The ruling – the first of its kind to reach the court – confirms the correct legal requirements for certifying class actions and gives the green light for Quinn Emanuel’s client, former financial ombudsman Walter Merricks, to press ahead with a claim before the Competition Appeal Tribunal (CAT) on behalf of 46 million UK consumers.
Quinn Emanuel’s lead partner, Boris Bronfentrinker, hailed “a significant day for the collective action regime in this country, after a number of false starts”.
However, the death of the Supreme Court panel’s chair, Lord Kerr, on 1 December led to a highly unusual 2-2 split decision between the remaining judges, with the dissenting pair – Lord Sales and Lord Leggatt – backing the appeal on the basis that Lord Kerr had sided with Lord Briggs and Lord Thomas and a re-hearing of the case would be unjust and “hugely wasteful of resources”.
This prompted Freshfields Bruckhaus Deringer partner Mark Sansom, lead adviser to Mastercard, to point to the “unusual circumstances” surrounding the judgment with two of the judges “accepting that the CAT had been entitled to reject the proposed claim rather than certify it to proceed”.
Merricks is seeking damages from Mastercard in respect of interchange fees, which have been ruled illegal by the European courts and which he claims led to consumers paying higher prices in shops over a 16-year period. It is suggested most adults who were living in the UK during the period the fees were being charged will be in line for pay outs of up to £300.
According to a joint briefing by barristers at the top commercial set of chambers Brick Court, Mastercard raised two issues before the UK’s court.
It sought to uphold the CAT’s original decision that the claimant’s methodology was unworkable, disabling the calculation of damages on an aggregate basis.
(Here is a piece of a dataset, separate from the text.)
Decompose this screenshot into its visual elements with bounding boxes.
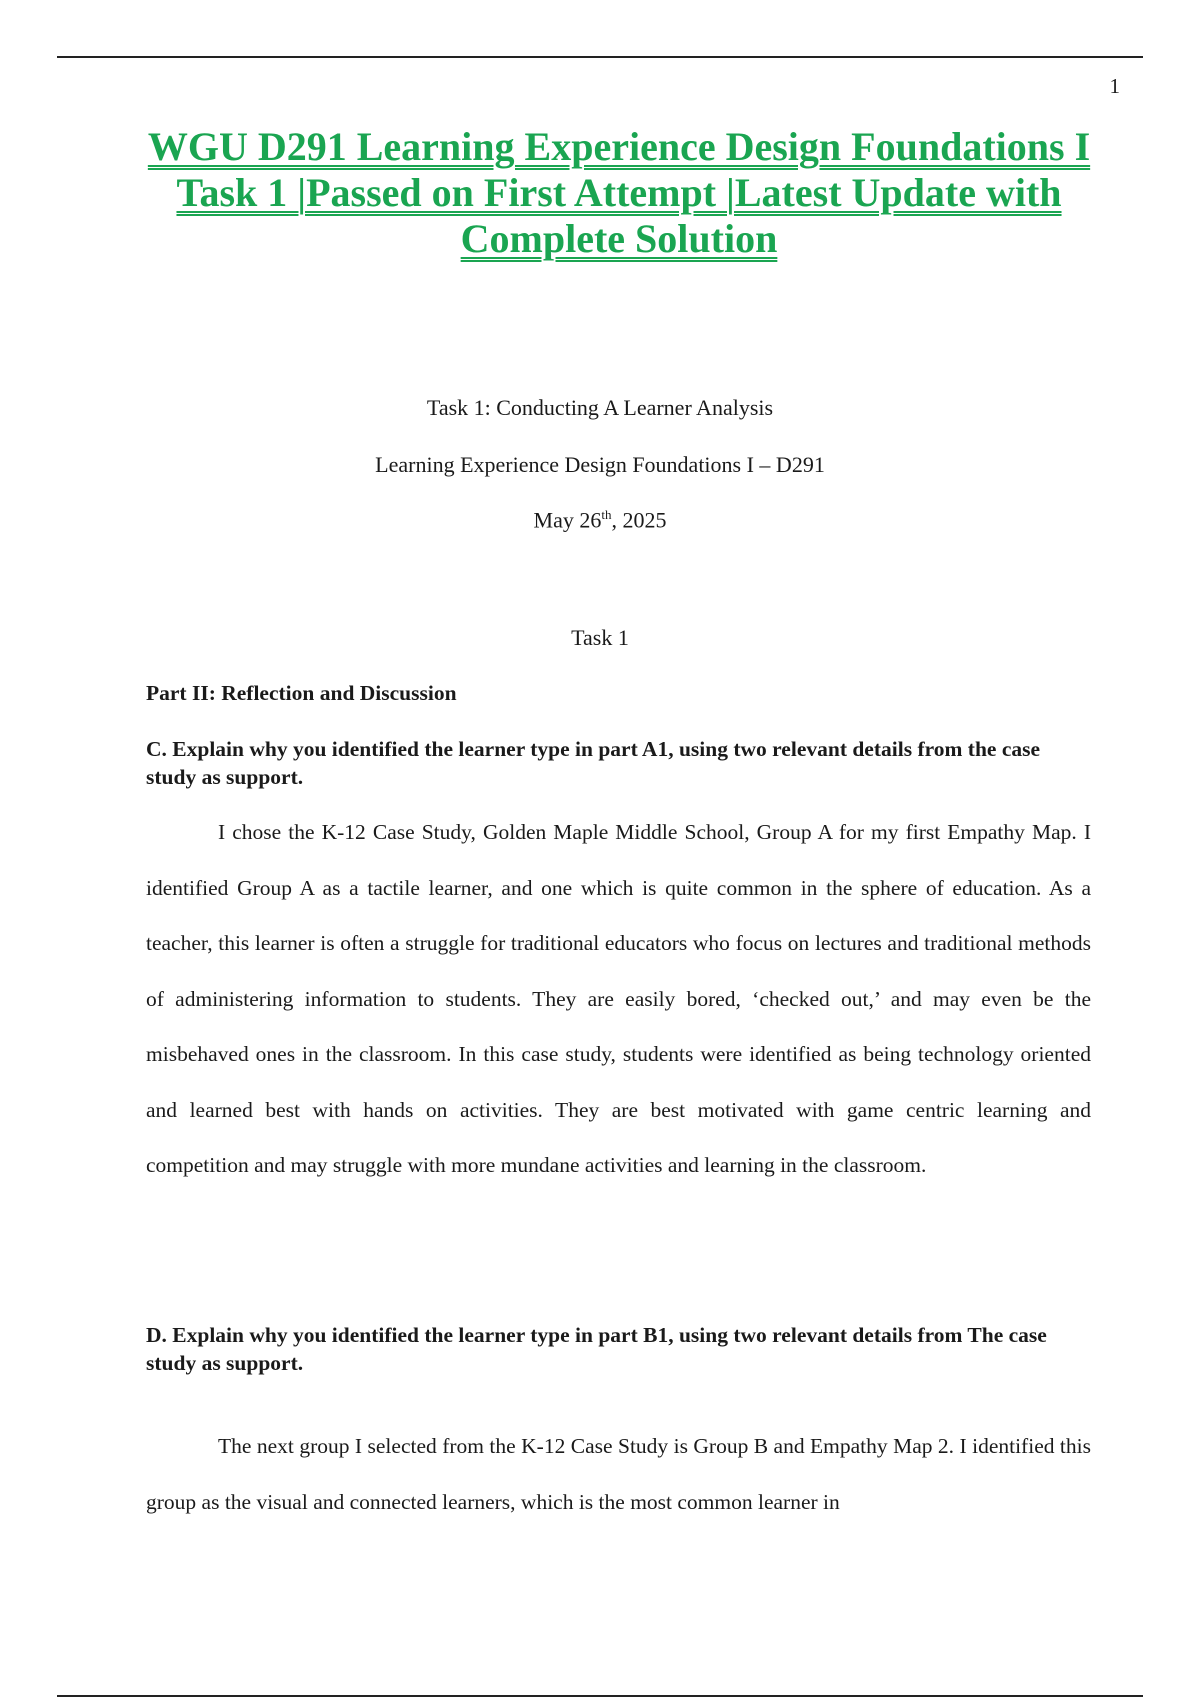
document-title[interactable]	[130, 124, 1108, 262]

Secondly, it argued the CAT was being asked to distribute aggregate damages in a way that bore no relation to the loss individual class members had suffered.
‘Lord Sales and Lord Leggatt broadly agreed with Lord Briggs as to the second ground of appeal, finding that the tribunal had misdirected itself by finding that an aggregate damages award would have to be distributed on a compensatory basis,’ the briefing stated. ‘As to the first ground, Lord Sales and Lord Leggatt agreed with Mastercard that the tribunal had been entitled to find that the claims were not suitable for an award of aggregate damages, and so for that reason were not suitable to be brought in collective proceedings.'
The majority, however, including the late Lord Kerr, made it clear the claim was suitable to proceed; Lord Briggs holding the CAT had 'erred in its approach to assessing Merricks’ proposed method of assessing damages on an aggregate basis across the class'. Such a process, the majority found, should not be a mini-trial, and nor should an arguable claim be dismissed simply because of the difficulties in assessing aggregate damages.
In June, one of the largest-ever UK cartel damages claims reached a key stage when the Supreme Court held that interchange fees set by the MasterCard and Visa were unlawful under EU law.